Limitations already mentioned are of course still present - namely, the binary code must restrict itself to using a calling convention that's identical on both platforms / can be represented on both platforms (for 32bit x86, that'd be passing args on the stack and returning values in EAX), and of course the code must be fully self-contained - no DLL function calls as resolving these is system dependent, no system calls either.
I.e.:
You need position-independent code
You must create self-contained code without any external dependencies
You must extract the machine code from the object file.
Then mmap() that file, initialize a function pointer, and (*myblob)(someArgs) may do.
If you're using gcc, the -ffreestanding -nostdinc -fPIC options should give you most of what you want regarding the first two, then use objdump to extract the binary blob from the ELF object file afterwards.
Theoretically, some of this is achievable. However there are so many gotchas along the way that it's not really a practical solution for anything.
System call formats are totally incompatible
DEP will prevent data executing as code
Memory layouts are different
You need to effectively dynamically 'relink' the code before you can run it.
.. and so forth...
The same executable cannot be run on both Windows and Linux.
You write your code platform independently (STL, Boost & Qt can help with this), then compile in G++ on Linux to output a linux-binary, and similarly on a compiler on the windows platform.
EDIT: Also, perhaps these two posts might help you:
One
Two
Why don't you take a look at wine? It's for using windows executables on Linux. Another solution for that is using Java or .NET bytecode.
You can run .NET executables on Linux (requires mono runtime)
Also have a look at Agner's objconv (disassembling, converting PE executable to ELF etc.)

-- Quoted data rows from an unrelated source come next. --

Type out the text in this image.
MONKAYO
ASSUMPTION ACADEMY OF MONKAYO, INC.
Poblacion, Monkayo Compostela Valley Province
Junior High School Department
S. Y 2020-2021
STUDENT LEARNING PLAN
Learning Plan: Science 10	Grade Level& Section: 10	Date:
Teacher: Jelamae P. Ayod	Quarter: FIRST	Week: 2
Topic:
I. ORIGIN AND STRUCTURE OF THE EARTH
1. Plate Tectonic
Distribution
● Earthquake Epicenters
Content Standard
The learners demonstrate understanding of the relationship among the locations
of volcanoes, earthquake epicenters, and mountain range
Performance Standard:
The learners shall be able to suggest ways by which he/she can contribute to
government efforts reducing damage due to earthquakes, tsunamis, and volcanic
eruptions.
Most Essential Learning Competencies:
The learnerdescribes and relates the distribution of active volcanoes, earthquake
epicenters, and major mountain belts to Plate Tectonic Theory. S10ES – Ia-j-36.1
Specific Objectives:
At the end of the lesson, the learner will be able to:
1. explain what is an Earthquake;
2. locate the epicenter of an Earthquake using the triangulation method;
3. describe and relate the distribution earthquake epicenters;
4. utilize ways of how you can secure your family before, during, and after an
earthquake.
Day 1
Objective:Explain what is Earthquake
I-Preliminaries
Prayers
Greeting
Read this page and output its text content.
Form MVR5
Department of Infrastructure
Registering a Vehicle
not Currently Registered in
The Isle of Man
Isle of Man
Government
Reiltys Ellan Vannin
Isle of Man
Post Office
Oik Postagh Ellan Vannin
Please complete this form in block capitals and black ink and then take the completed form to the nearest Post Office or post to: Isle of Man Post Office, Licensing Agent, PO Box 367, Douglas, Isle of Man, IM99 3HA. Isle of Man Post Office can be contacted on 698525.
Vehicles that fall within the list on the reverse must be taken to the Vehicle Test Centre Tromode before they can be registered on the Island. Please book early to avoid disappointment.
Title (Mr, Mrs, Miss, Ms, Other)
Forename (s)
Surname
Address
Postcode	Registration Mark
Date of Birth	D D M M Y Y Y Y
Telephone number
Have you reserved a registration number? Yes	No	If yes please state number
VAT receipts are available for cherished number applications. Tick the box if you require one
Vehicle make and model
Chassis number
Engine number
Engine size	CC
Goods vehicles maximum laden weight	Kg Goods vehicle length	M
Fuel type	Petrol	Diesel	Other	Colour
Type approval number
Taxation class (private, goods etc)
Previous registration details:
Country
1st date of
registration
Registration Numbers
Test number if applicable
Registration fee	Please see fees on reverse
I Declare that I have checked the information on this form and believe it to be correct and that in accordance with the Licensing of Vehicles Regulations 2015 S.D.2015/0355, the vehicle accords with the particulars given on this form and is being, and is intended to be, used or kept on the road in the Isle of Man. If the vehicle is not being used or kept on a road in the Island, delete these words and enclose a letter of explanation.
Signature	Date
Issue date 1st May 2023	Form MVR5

http://www.agner.org/optimize/#objconv
Someone actually figured this out. It’s called αcτµαlly pδrταblε εxεcµταblε (APE) and you use the Cosmopolitan C library. The gist is that there’s a way to cause Windows PE executable headers to be ignored and treated as a shell script. Same goes for MacOS allowing you to define a single executable. Additionally, they also figured out how to smuggle ZIP into it so that it can incrementally compress the various sections of the file / decompress on run.
https://justine.lol/ape.html
https://github.com/jart/cosmopolitan
Example of a single identical Lua binary running on Linux and Windows:
https://ahgamut.github.io/2021/02/27/ape-cosmo/
Doing such a thing would be rather complicated. It isn't just a matter of the cpu commands being issued, the compiler has dependencies on many libraries that will be linked into the code. Those libraries will have to match at run-time or it won't work.

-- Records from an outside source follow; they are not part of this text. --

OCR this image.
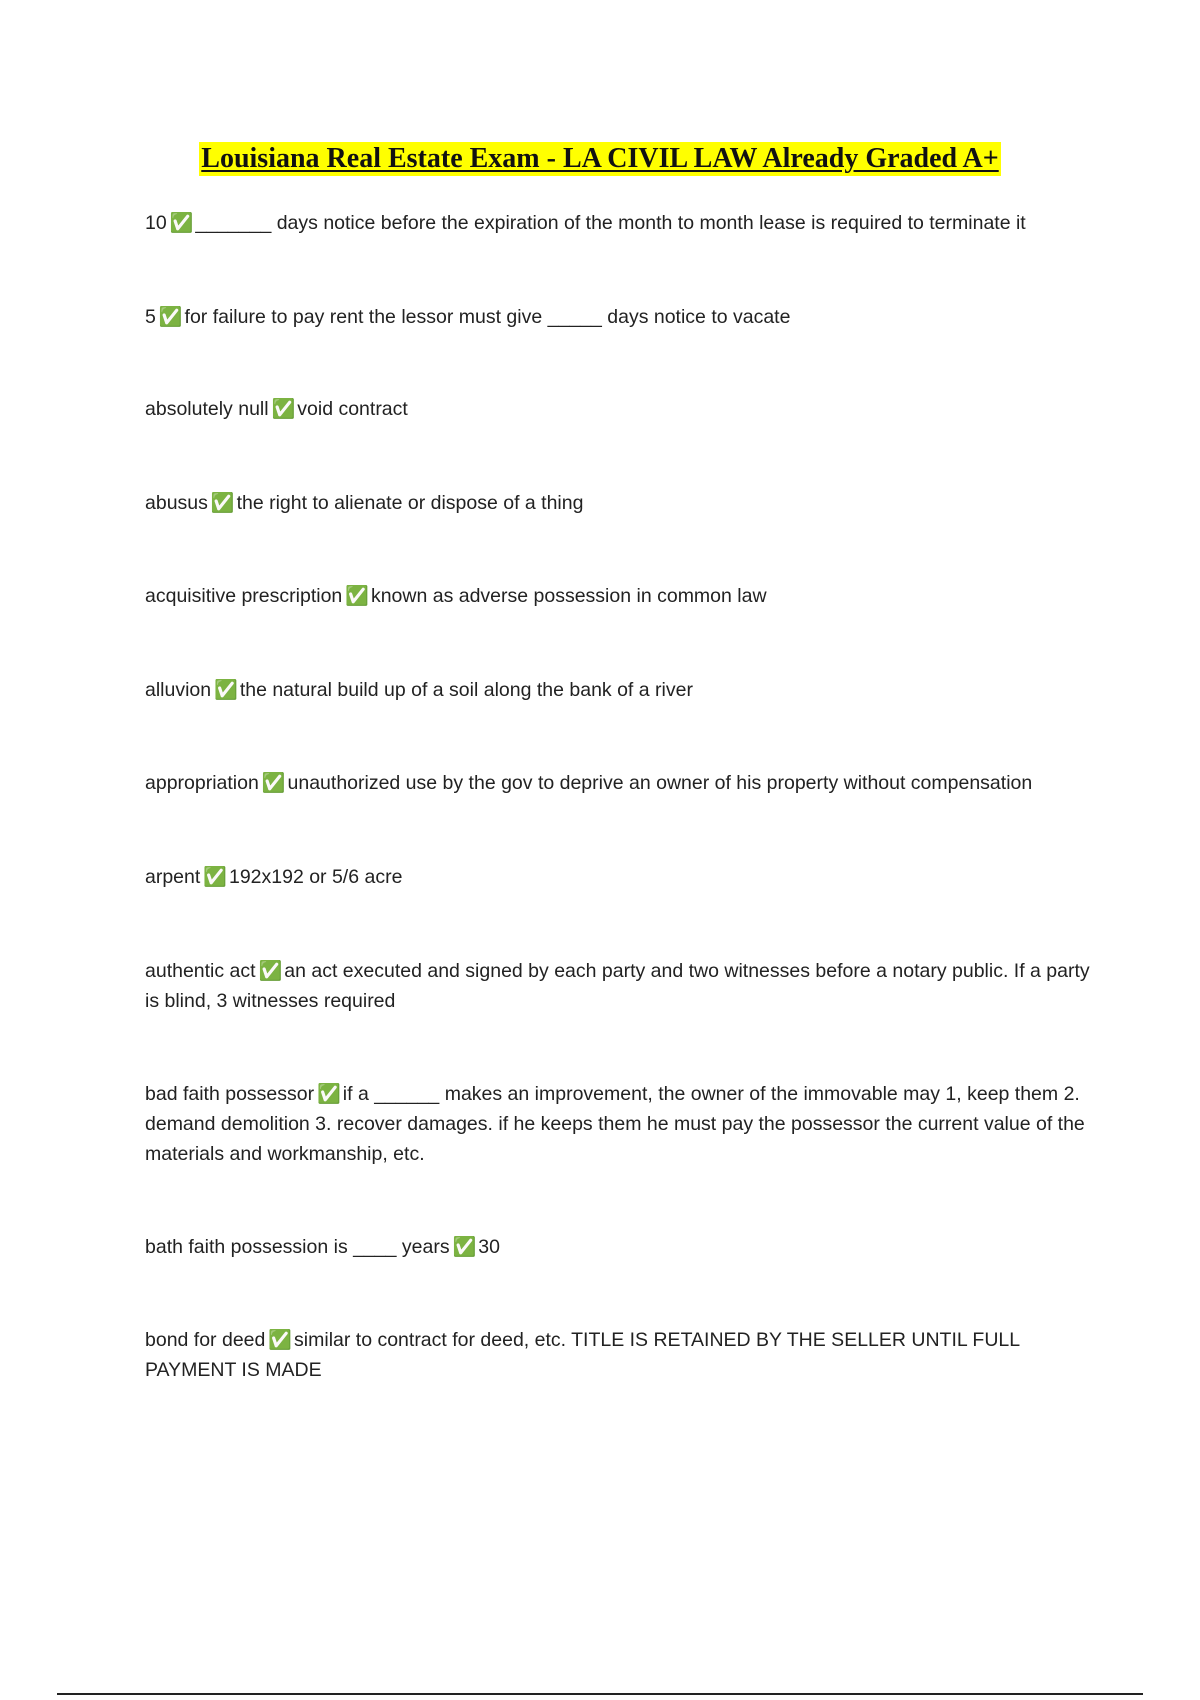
Louisiana Real Estate Exam - LA CIVIL LAW Already Graded A+
10 ✅ _______ days notice before the expiration of the month to month lease is required to terminate it
5 ✅ for failure to pay rent the lessor must give _____ days notice to vacate
absolutely null ✅ void contract
abusus ✅ the right to alienate or dispose of a thing
acquisitive prescription ✅ known as adverse possession in common law
alluvion ✅ the natural build up of a soil along the bank of a river
appropriation ✅ unauthorized use by the gov to deprive an owner of his property without compensation
arpent ✅ 192x192 or 5/6 acre
authentic act ✅ an act executed and signed by each party and two witnesses before a notary public. If a party is blind, 3 witnesses required
bad faith possessor ✅ if a ______ makes an improvement, the owner of the immovable may 1, keep them 2. demand demolition 3. recover damages. if he keeps them he must pay the possessor the current value of the materials and workmanship, etc.
bath faith possession is ____ years ✅ 30
bond for deed ✅ similar to contract for deed, etc. TITLE IS RETAINED BY THE SELLER UNTIL FULL PAYMENT IS MADE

For example, the STL library is a series of templates and library functions. The compiler will inline some constructs and call the library for others. It'd have to be the exact same library to work.

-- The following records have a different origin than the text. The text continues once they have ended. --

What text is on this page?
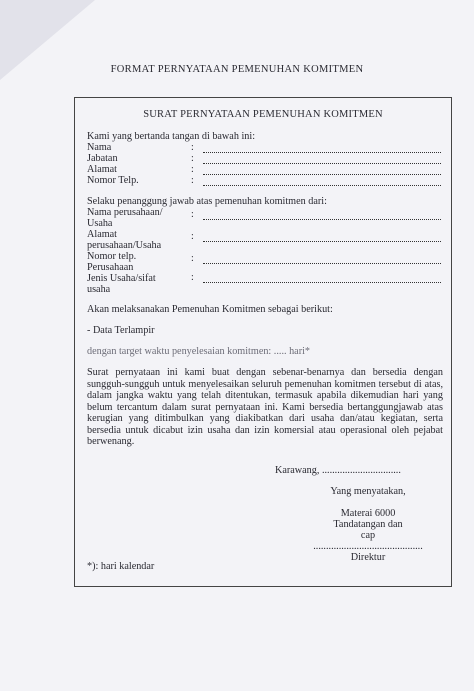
FORMAT PERNYATAAN PEMENUHAN KOMITMEN
SURAT PERNYATAAN PEMENUHAN KOMITMEN
Kami yang bertanda tangan di bawah ini:
Nama	:
Jabatan	:
Alamat	:
Nomor Telp.	:
Selaku penanggung jawab atas pemenuhan komitmen dari:
Nama perusahaan/
Usaha
:
Alamat
perusahaan/Usaha
:
Nomor telp.
Perusahaan
:
Jenis Usaha/sifat
usaha
:
Akan melaksanakan Pemenuhan Komitmen sebagai berikut:
- Data Terlampir
dengan target waktu penyelesaian komitmen: ..... hari*
Surat pernyataan ini kami buat dengan sebenar-benarnya dan bersedia dengan sungguh-sungguh untuk menyelesaikan seluruh pemenuhan komitmen tersebut di atas, dalam jangka waktu yang telah ditentukan, termasuk apabila dikemudian hari yang belum tercantum dalam surat pernyataan ini. Kami bersedia bertanggungjawab atas kerugian yang ditimbulkan yang diakibatkan dari usaha dan/atau kegiatan, serta bersedia untuk dicabut izin usaha dan izin komersial atau operasional oleh pejabat berwenang.
Karawang, ...............................
Yang menyatakan,
Materai 6000
Tandatangan dan
cap
...........................................
Direktur
*): hari kalendar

Now, in theory you could avoid using any library and just write in fundamentals, but even there the compiler may make assumptions about how they work, what type of data alignment is involved, calling convention, etc.
Don't get me wrong, it can work. Look at the WINE project and other native drivers from windows being used on Linux. I'm just saying it isn't something you can quickly and easily do.
Far better would be to recompile on each platform.
That is achievable only if you have WINE available on your Linux system. Otherwise, the difference in the executable file format will prevent you from running Windows code on Linux.